Where jury’s guilty verdict on arson of an inhabited structure was reversed for insufficient evidence, and the jury failed to return a verdict on the lesser related offense of arson of property, retrial is barred. Goolsby set fire to his two motor homes at a time when he and his girlfriend were living in one of them. He was convicted of arson of an inhabited structure (Pen. Code, § 451, subd. (b)), with a multiple structure enhancement (Pen. Code, § 451.1, subd. (a)(4)). In his first appeal, the Court of Appeal found insufficient evidence that the motor home was a “structure.” It held that retrial on the lesser related offense of arson of property (Pen. Code, § 451, subd. (d)) was prohibited (Pen. Code, § 654). The California Supreme Court granted the prosecution’s petition for review and held that section 654 did not bar retrial. However, it remanded the case so the Court of Appeal could consider whether double jeopardy barred retrial. Held: Retrial prohibited. The constitutional protection against double jeopardy prohibits a second trial after an acquittal or after a judgment is set aside based on insufficient evidence. When a court finds there is insufficient evidence to support a conviction of a greater offense, it can reduce the conviction to a lesser included offense that is supported by the evidence (Pen. Code, §§ 1181, subd. 6; 1260). Once jeopardy attaches, the discharge of the jury without a verdict is tantamount to an acquittal and prevents a retrial unless the defendant consented to the discharge or it was warranted by legal necessity. Here, the trial court instructed the jury both on arson of an inhabited structure and arson of property (Pen. Code, § 451, subd. (d)).
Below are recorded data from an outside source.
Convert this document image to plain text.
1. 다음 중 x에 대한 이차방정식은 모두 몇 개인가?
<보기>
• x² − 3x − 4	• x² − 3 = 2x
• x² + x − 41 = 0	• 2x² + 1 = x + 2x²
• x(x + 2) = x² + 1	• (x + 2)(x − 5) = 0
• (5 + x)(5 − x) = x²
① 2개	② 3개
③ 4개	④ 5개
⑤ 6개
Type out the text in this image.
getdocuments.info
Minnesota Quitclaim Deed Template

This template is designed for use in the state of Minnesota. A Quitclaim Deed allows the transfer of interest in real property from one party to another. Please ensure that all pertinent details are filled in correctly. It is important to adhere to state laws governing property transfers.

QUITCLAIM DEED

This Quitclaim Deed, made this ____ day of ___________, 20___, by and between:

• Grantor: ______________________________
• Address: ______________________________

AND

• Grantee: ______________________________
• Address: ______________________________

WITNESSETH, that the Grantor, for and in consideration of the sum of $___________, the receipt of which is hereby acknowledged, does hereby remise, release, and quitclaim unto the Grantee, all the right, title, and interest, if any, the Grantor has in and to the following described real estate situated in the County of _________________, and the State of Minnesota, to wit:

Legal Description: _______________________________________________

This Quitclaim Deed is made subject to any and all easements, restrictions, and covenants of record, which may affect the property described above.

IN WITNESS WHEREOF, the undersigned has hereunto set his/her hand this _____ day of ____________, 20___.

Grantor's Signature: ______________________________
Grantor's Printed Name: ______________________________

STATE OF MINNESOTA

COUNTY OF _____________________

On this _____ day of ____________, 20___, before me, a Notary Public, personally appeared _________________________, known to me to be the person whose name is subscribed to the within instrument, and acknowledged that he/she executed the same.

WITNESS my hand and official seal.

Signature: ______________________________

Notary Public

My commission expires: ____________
The jury found defendant guilty of arson of an inhabited structure but did not return a verdict on arson of property. Under these circumstances, double jeopardy bars any retrial for arson of property. Additionally, the Court of Appeal does not have power to reduce the conviction to the lesser related offense of arson of property, and the court did not identify any lesser included offense that the conviction could be reduced to.